Assegura que materializamos excessivamente as imagens e que nossas páginas não passarão talvez de alucinações da mente mediúnica. Não estranho sua atitude. Também eu pensaria o mesmo aí na Terra.
Imagine que eu, homem versado na experiência de ganhar e perder, via no mundo o terrível esforço do aluno de primeiras letras, gemendo na articulação do alfabeto, de modo a penetrar, passo a passo, na oficina da ciência; identificava os tremendos conflitos impostos a qualquer profissional digno, interessado em especializar-se, e, no entanto, quando se tratava da morte do corpo, acreditava piamente que a alma do defunto voaria a pleno céu, à procura do Trono de Deus. Bastaria o passaporte de alguma religião respeitável e, a meu parecer, o “morto” entraria nos gozos do paraíso. Sabia que os tribunais humanos ministram a justiça, com atenuantes e agravantes, segundo as circunstâncias prevalecentes no doloroso drama dos réus e não ignorava que a escala da educação é muito maior que as cinco linhas da pauta musical. Todavia, nunca me passou pela ideia que o nosso aprimoramento continuaria intensivo nestas paragens. Admitia que os “mortos” seriam anjos ou demônios absolutos, exceção dos que fossem detidos no purgatório pela polícia divina, na situação dos soldados que se demoram na “terra de ninguém”, porque, para os crentes em geral, o purgatório, entre este mundo e o outro, é uma espécie de Território do Sarre, entre alemães e franceses dos últimos séculos.
Como reconhece, sua concepção de hoje pertenceu-me igualmente, enquanto aí estive. Nunca pude compreender a experiência corporal na Terra como transitório fenômeno de exteriorização do Espírito imperecível; no meu modo de entender, o Espírito era projeção do corpo.
Você já viu engano maior? No entanto, era um equívoco que minha vaidade acalentava zelosamente.

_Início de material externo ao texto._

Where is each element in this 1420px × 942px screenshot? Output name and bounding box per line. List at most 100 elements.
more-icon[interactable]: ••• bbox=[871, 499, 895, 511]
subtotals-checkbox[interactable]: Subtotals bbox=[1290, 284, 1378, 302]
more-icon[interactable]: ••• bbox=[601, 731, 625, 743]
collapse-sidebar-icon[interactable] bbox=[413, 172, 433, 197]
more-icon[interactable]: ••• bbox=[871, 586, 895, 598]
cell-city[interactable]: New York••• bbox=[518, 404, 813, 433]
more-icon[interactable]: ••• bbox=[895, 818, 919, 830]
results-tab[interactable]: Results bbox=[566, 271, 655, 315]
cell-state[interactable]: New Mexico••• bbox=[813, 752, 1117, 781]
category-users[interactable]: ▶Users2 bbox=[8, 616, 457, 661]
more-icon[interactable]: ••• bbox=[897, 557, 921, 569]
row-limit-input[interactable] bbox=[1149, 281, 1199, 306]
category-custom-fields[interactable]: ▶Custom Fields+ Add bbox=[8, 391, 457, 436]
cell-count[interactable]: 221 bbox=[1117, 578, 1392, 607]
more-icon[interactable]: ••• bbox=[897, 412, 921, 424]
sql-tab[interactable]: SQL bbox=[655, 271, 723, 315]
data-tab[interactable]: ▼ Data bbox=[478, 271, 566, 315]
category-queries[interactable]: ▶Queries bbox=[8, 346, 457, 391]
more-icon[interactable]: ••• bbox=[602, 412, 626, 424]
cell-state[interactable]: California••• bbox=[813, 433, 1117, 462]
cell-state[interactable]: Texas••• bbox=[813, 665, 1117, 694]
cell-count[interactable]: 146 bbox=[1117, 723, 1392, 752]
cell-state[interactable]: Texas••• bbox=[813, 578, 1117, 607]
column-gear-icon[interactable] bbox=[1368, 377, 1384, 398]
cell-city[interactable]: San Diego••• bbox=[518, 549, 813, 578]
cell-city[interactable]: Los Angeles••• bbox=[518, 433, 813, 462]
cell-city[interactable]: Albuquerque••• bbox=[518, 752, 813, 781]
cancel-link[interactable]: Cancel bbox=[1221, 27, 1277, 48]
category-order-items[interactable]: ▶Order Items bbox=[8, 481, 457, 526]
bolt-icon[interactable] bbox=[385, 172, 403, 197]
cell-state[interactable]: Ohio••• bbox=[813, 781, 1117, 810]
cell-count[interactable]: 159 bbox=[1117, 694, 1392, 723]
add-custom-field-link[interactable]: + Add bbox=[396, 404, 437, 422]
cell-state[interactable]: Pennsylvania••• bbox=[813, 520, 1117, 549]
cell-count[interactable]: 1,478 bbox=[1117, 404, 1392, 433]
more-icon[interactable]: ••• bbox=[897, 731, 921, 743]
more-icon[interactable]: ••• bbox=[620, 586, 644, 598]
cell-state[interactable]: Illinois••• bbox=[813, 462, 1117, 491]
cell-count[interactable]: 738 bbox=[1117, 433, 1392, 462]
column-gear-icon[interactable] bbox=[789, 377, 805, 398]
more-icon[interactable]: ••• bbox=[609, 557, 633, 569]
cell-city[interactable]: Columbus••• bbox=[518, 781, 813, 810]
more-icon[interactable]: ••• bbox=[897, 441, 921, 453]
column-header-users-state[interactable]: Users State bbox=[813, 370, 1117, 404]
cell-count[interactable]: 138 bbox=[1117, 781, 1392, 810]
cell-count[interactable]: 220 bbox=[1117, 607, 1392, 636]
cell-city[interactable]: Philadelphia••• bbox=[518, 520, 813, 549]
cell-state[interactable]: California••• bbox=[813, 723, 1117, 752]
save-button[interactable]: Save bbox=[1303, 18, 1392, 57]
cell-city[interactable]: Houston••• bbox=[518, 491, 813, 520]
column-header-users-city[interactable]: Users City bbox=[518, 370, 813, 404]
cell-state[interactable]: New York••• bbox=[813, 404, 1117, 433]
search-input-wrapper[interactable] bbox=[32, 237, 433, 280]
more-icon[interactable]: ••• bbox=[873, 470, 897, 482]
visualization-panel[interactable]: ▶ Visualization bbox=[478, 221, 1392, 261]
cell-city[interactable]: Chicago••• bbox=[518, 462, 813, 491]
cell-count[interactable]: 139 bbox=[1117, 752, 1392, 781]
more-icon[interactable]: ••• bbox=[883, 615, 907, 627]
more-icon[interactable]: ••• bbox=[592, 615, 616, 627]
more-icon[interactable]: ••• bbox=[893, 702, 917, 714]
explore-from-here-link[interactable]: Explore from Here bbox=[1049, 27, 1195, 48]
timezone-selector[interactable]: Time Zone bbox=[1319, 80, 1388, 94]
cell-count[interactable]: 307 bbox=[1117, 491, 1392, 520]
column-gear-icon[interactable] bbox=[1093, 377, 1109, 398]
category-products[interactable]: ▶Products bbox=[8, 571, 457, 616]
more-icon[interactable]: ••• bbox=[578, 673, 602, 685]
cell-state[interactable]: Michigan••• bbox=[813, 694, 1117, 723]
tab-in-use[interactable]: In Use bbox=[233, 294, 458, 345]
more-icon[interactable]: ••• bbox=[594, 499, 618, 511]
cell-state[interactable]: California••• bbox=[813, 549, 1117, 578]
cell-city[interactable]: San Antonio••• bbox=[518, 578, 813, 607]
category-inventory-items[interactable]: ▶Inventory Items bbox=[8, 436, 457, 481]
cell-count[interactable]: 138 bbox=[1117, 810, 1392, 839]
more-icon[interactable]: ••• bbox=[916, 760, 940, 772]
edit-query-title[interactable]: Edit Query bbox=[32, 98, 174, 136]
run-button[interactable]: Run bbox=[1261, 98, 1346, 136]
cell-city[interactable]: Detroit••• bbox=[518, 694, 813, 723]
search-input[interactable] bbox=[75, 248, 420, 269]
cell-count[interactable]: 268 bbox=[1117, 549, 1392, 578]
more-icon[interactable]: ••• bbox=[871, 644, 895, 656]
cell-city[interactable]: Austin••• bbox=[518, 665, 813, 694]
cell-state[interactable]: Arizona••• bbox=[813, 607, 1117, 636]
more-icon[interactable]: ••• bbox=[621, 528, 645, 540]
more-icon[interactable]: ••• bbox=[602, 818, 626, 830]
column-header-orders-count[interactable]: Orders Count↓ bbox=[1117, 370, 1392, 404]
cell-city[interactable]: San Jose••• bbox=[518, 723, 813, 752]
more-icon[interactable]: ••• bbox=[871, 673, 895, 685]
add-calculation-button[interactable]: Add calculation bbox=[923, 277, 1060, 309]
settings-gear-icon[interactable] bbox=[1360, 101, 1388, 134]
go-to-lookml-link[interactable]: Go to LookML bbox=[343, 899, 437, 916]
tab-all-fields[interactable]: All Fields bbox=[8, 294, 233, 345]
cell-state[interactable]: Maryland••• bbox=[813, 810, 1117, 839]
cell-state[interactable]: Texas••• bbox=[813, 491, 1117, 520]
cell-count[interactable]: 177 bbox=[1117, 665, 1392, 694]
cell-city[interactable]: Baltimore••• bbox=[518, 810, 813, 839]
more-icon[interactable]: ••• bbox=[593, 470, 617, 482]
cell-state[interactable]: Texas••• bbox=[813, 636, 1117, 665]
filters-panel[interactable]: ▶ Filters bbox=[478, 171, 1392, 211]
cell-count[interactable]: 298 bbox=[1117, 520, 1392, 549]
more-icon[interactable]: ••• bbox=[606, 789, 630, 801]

Não desconhecia que sábios ilustres me haviam precedido na estrada do conhecimento, que a sandália dos heróis e dos santos havia mergulhado na poeira planetária muito antes de meus pés doentes; contudo, jamais aceitei outros pontos de vista que não fossem os meus.
O túmulo, porém, impôs-me a arte do reajustamento. Continuo aprendendo com a ingenuidade do grupo escolar. E rendo graças a Deus pela concessão do ensejo imprescindível.
Não se julgue nas vizinhanças do paraíso e nem nos queira mal por darmos notícias de cidades e instituições, templos e hospitais, árvores e fontes, além do sepulcro…
Quando nossos olhos imóveis recebem o tradicional emplastro de cinzas, verificamos que o céu está mais alto e o horizonte mais longínquo.
Você não aplaudiria o nudismo e acredita que os desencarnados, para serem verdadeiros, não deviam usar vestimenta alguma; estima a bênção do santuário doméstico, na doce e amorosa comunhão dos laços afetivos e admite que, para cultivarmos a realidade universal, cabe-nos a obrigação de adotar regime separatista, vagabundando de Esfera em Esfera, sem objetivo e sem lar. Agrada-lhe a ordem no grêmio doutrinário a que dedica atenção, mas exige que, em nos comunicando com os “vivos”, estejamos na condição dos bandos de vespas e passarinhos.
Não acredite que a sepultura o exonere da responsabilidade individual de prosseguir aprendendo com o bem. Deus é amor; entretanto, a harmonia é a base de suas manifestações, e um pai, a fim de ser amoroso, não deixará de ser justo.
Você sabe que o peixe, para elevar-se das profundezas abismais a que se adaptou, necessita modificar a bexiga natatória. E que fazer com milhões de mentes humanas, estacionadas em processos inferiores da inteligência, incapazes de respirar além da atmosfera densa do vale, se não lhes forem proporcionadas aqui condições de vida análogas ou profundamente análogas às da Crosta Terrestre? Não suponha que a morte lhe venha pregar asas nos ombros.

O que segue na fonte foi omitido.